Corresponsabilidad
Cuando en 1982 el PSOE se encontró con una mayoría más amplia de la esperada, se apresuró a invocar la corresponsabilidad de todos, y especialmente de las fuerzas sociales, para llevar a buen término el cambio prometido. Ahora que el PP ha superado sus mejores expectativas e incluso cuenta con una hegemonía parlamentaria, si no cuantitativa, sí cualitativamente mayor que la obtenida en su día por el PSOE -compárese la oposición de 1982 y la de hoy-, haría bien en invocar y movilizar la corresponsabilidad social. Es malo un exceso de confianza en las propias fuerzas y peor aún la tendencia española a esperarlo todo de la capacidad y buena fortuna de quien gobierna.Hay, sin duda, en España graves problemas eminentemente políticos que, si bien el Gobierno no puede ni debe tratar de resolverlos solo, le compete tanto la iniciativa como el diseño de una estrategia y la responsabilidad del éxito y del fracaso. Tal es el caso de la erradicación del terrorismo etarra y la solución del problema político vasco que viene de más atrás. Otro tanto cabe decir de la definitiva organización territorial del Estado, que todo el mundo sabe inacabada, o del cierre de nuestra frontera sur, única en Europa que, por razones bien conocidas, permanece abierta -por interina- aquende y allende el Estrecho.

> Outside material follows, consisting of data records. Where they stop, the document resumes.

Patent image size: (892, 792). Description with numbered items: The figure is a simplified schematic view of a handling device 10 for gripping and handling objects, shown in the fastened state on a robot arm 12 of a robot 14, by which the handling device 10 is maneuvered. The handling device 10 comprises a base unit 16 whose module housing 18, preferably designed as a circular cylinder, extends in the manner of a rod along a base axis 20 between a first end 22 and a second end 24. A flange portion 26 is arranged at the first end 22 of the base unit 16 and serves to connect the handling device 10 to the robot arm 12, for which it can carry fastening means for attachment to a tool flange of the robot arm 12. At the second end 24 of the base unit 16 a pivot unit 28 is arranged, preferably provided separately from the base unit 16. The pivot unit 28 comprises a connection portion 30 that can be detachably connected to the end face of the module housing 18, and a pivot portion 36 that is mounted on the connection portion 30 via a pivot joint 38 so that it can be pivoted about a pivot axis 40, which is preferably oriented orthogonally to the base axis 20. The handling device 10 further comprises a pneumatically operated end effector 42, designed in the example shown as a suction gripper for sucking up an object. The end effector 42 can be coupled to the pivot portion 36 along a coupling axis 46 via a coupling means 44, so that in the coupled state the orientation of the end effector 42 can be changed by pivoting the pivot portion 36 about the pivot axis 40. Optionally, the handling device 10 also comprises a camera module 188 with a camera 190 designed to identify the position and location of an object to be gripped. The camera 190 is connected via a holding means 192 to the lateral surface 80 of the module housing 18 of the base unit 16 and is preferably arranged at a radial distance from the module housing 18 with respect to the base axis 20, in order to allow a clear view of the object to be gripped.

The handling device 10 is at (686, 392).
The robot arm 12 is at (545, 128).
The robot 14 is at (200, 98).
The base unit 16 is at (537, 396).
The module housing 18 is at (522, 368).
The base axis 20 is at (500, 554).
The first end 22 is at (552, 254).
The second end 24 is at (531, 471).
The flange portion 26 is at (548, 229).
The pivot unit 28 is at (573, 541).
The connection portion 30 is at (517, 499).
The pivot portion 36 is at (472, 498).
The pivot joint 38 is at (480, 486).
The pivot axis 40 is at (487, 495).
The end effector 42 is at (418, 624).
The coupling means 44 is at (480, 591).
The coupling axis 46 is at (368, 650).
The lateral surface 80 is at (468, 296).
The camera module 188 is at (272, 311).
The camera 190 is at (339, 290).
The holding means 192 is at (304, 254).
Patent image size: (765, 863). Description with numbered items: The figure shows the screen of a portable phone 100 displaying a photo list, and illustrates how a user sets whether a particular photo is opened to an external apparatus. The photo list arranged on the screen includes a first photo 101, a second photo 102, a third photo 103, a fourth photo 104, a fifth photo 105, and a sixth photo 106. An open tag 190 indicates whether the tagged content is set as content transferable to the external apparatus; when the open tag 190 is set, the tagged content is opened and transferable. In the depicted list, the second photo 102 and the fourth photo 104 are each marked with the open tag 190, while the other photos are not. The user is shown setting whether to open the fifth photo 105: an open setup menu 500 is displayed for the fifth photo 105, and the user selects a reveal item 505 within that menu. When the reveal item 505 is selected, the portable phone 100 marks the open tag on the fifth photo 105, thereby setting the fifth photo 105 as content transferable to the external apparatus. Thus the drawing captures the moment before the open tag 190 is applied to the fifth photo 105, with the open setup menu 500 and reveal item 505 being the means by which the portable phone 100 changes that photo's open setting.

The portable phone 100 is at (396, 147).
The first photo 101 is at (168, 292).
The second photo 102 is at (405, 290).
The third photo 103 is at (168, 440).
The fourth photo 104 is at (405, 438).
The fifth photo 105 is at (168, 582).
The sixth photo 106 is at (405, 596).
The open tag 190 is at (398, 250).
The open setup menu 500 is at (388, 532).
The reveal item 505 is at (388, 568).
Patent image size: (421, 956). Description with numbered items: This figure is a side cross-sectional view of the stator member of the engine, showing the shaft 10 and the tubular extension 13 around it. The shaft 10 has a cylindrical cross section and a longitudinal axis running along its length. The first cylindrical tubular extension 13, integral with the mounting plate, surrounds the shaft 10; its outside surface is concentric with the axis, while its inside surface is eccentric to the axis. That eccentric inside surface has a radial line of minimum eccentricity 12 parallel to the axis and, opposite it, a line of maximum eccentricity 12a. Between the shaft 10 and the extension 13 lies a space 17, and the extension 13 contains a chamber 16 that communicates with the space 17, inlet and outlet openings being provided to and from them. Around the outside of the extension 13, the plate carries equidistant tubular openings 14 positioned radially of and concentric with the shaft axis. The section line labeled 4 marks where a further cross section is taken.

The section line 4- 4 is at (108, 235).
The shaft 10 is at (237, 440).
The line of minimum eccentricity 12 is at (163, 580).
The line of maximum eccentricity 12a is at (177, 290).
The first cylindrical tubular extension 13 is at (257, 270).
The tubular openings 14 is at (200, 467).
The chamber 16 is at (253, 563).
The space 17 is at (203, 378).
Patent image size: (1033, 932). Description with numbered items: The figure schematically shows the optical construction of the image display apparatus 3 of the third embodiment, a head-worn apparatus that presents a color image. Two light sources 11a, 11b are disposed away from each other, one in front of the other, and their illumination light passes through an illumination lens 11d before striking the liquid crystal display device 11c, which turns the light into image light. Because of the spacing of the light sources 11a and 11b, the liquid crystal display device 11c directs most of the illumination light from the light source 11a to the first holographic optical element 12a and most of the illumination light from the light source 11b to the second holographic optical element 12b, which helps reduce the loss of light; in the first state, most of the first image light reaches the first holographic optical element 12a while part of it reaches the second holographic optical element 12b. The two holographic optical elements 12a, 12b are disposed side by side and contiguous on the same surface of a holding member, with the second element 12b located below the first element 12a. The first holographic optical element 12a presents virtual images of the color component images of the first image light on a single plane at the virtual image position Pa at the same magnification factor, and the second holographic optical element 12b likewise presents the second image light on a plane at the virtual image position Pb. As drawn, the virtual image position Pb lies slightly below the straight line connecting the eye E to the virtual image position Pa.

Pero hay otros problemas, si cabe de aún mayor calado, que son eminentemente sociales. Tal es el caso de nuestro declive demográfico, el mayor de toda la UE, que arroja una sombra muy lúgubre sobre el porvenir colectivo de los españoles. Sin duda que corresponde al poder público adoptar medidas de fomento que en otras latitudes han dado sus frutos y no será casual que la natalidad mayor de Europa corresponda a Irlanda, país donde son también mayores las ayudas públicas a la familia. Pero es claro que no basta el incentivo económico para tener más hijos si la sociedad no genera dosis más altas de seguridad e ilusión colectivas, algo que no parece darse en nuestro país pese al aparente optimismo reinante.
Pero, entre ambos extremos, las grandes cuestiones que los españoles hemos de resolver sin pérdida de tiempo requieren tanto un firme liderazgo político, que corresponde al Gobierno, como una intensa cooperación de las fuerzas sociales. Baste, por ejemplo, pensar en el problema de la inmigración. Ni es suficiente una política de blindaje, ni constructiva la apertura indiscriminada que, sin atender a los costes sociales, pretenden justificar el nudo economicista de supuestos expertos de la mano del sentimentalismo ingenuo por ignaro, ni tolerable la explotación empresarial de la mano de obra ilegal que el fraude del desempleo hace necesaria. Sólo en diálogo intenso e ilustrado con las fuerzas morales y económicas, no menos que con las diferentes minorías parlamentarias, podrá el Gobierno abordar con visos de éxito una de las más graves cuestiones del inmediato mañana.
Y otro tanto ocurre a la hora de redimensionar una economía en la que superabundan los contrastes entre opciones, dimensiones y recursos -tema para tratar largamente en otra ocasión- o qué tipo de educación se quiere dar. Porque, si en cuestión de conocimientos el paro juvenil muestra cierta inadecuación entre los que recibe la juventud supuestamente mejor formada de nuestra historia y las demandas reales del mercado de trabajo, los valores éticos y estéticos, cultivados y transmitidos, deberían ser debatidos ampliamente. Si Momsem miraba con optimismo que los hijos de los junkers se dedicaran a la filología, ¿qué pensar cuando la contabilidad es la asignatura madre en la que se forman nuestros futuros dirigentes?
Y si esas cuestiones debieran preocupar muy mucho a la ministra de Educación y a sus colegas autonómicos, no afectan menos a universidades, órdenes religiosas, sindicatos de enseñantes o padres de alumnos.